The second reason the majority feels that the trial judge abused his discretion in disallowing a continuance is that Mr. Bruno had a case in which he was counsel of record scheduled for trial that same morning before another division of the same court. However, the majority overlooks the fact that the record establishes that the trial judge in refusing the request stated “The Court has contacted Judge Levy and knows that Judge Levy will wait on the defendant to try his case there.” Under the circumstances, there was no reason to fear that Mr. Bruno’s case before Judge Levy would be prejudiced in any way by his trying the present matter first.

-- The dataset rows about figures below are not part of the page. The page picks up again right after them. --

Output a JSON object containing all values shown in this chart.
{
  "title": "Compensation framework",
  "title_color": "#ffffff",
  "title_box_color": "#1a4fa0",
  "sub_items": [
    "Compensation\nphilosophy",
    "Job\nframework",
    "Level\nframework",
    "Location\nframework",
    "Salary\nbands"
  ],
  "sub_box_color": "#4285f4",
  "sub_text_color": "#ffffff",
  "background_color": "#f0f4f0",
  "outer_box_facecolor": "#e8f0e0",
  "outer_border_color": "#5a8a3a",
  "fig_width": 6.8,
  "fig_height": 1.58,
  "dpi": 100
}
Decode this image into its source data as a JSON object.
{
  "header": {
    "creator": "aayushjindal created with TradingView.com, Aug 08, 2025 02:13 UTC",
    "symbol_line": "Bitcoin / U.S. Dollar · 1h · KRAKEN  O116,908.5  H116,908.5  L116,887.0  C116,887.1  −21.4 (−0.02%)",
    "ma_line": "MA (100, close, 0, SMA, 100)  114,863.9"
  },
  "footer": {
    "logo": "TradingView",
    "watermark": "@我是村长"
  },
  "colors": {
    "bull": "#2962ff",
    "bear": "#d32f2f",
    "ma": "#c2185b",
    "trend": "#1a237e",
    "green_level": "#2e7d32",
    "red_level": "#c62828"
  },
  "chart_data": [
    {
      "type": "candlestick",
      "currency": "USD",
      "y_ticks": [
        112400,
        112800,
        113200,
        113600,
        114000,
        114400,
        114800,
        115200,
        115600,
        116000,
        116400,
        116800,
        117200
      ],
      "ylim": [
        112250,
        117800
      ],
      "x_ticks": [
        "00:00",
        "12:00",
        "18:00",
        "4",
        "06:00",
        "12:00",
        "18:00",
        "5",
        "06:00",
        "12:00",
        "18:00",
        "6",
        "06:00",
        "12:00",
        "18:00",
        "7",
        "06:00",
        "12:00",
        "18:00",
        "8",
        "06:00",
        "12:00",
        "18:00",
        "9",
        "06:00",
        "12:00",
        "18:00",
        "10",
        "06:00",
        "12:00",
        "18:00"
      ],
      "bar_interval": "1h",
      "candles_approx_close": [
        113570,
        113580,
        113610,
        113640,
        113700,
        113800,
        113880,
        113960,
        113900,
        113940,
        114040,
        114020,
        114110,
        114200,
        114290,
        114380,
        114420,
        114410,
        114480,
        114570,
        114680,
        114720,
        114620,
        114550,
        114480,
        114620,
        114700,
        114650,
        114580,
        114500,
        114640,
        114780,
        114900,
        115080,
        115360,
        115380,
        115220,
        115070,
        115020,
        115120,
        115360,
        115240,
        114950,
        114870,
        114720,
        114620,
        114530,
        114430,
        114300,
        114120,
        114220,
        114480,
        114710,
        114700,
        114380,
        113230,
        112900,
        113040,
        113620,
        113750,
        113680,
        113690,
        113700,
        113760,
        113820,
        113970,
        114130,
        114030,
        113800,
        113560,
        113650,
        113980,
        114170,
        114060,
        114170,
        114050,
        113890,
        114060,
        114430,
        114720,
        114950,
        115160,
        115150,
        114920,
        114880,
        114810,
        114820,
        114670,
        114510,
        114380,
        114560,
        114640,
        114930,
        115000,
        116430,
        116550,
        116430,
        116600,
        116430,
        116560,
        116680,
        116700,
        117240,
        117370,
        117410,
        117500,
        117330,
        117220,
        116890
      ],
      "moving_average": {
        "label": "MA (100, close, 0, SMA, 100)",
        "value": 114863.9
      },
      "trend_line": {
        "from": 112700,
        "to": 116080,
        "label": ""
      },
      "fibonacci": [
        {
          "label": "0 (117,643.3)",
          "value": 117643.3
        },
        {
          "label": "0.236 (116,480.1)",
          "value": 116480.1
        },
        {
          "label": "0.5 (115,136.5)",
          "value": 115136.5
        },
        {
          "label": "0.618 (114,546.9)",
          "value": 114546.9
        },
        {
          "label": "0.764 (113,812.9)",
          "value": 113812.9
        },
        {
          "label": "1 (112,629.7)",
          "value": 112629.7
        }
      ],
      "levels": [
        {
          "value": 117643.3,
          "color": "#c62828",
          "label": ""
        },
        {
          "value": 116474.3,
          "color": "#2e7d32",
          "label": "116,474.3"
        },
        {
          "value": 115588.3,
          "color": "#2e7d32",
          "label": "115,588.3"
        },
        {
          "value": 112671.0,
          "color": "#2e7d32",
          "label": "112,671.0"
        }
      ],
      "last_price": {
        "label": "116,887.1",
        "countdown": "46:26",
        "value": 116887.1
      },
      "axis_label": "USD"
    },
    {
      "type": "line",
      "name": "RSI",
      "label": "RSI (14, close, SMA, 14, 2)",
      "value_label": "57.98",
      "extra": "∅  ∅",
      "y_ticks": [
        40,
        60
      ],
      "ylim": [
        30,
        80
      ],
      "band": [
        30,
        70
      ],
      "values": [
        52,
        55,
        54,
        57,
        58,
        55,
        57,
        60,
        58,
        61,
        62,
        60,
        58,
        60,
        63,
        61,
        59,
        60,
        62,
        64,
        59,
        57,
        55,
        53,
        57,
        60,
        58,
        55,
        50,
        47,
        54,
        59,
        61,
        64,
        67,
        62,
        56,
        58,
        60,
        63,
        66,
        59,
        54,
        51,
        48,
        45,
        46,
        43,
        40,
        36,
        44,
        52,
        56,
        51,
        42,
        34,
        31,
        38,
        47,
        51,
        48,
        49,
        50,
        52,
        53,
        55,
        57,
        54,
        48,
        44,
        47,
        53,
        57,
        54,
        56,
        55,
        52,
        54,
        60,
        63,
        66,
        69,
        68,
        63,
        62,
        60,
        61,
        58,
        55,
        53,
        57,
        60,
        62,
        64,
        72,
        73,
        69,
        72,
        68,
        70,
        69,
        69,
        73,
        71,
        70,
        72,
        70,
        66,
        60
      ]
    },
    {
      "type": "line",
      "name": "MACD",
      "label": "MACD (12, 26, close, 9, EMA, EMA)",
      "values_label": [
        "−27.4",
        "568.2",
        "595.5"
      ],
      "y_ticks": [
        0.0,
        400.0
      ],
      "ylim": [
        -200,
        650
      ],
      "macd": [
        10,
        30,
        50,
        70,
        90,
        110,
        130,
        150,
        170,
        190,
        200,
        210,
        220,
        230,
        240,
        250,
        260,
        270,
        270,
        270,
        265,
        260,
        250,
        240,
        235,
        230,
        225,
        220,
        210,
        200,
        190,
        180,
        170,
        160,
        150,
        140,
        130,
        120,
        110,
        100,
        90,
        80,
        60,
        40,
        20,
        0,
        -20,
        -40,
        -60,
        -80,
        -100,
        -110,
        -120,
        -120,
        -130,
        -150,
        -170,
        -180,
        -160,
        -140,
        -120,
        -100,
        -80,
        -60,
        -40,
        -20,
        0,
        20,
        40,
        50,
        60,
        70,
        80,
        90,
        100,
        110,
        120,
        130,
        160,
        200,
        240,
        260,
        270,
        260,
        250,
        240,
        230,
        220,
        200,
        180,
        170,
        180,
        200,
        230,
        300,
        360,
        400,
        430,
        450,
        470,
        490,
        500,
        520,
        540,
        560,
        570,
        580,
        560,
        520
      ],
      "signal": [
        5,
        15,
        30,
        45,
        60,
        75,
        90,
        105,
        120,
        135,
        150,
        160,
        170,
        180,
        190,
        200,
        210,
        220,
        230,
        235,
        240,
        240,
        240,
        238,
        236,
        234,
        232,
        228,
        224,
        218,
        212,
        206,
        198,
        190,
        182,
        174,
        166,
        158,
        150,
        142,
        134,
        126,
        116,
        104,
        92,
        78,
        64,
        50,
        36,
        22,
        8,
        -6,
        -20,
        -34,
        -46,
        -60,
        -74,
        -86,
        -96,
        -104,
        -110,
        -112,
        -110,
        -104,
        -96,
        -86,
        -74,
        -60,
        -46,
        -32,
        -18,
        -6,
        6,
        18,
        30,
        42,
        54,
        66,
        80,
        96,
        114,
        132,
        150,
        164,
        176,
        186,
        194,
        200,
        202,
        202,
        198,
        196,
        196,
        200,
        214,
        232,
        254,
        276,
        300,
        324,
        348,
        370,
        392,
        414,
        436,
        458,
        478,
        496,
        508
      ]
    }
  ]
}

The fact of the matter is that defendant should have known, had he exercised due diligence, that the case was to be tried on February 16, 1970. Whether his case was first or fifth on the docket was immaterial. All cases scheduled on that day should have been ready for trial. If counsel chose not to be ready, on the chance that the cases ahead of him would not be settled or continued, he did so at his own risk. Neither is it of material concern in this matter why the prior scheduled cases did not go to trial but defendant’s case did. Counsel should have been prepared.
After the continuance was refused, the case was heard on its merits. The plaintiff had Mr. Bryer testify as to the amount due on the open account. Neither Mr. Bruno nor his counsel (who were present in court) cross-examined Mr. Bryer. No defense was presented on behalf of defendant and he was cast in judgment in the amount of $1,022.73 with legal interest and costs. His appeal attacked the propriety of the refusal to grant a continuance only and did not discuss the amount of the award nor any defense which he might wish to make should the case be remanded.
Considering all of the circumstances, I am of the opinion that all action taken by *671the district court was taken, in conformity with law and the Rules of the Civil District Court. If counsel did not receive the notice of trial, it was because of his own laches in not informing the court that he had moved from Mr. Bruno’s office. All cases set for trial, with the names of counsel who are to try them, are posted on the bulletin board of the Division in which they are to be heard. The Court Rule states that “no other notice of such assignment shall be required.” This procedure and policy have been in existence for a great number of years in the City of New Orleans and have been accepted by the members of the Bar. Certainly it is not incumbent upon the Court to conduct an investigation in order to be aware of the current mailing address of all the lawyers practicing law before it.
Considering all the circumstances in this matter, I am of the opinion that the action of the judge in not granting a continuance is not, and should not be, considered an abuse of discretion. The judgment rendered by the Court a quo should stand.
I respectfully dissent.
Rehearing denied.
CHASEZ, J., is of the opinion the rehearing should be granted.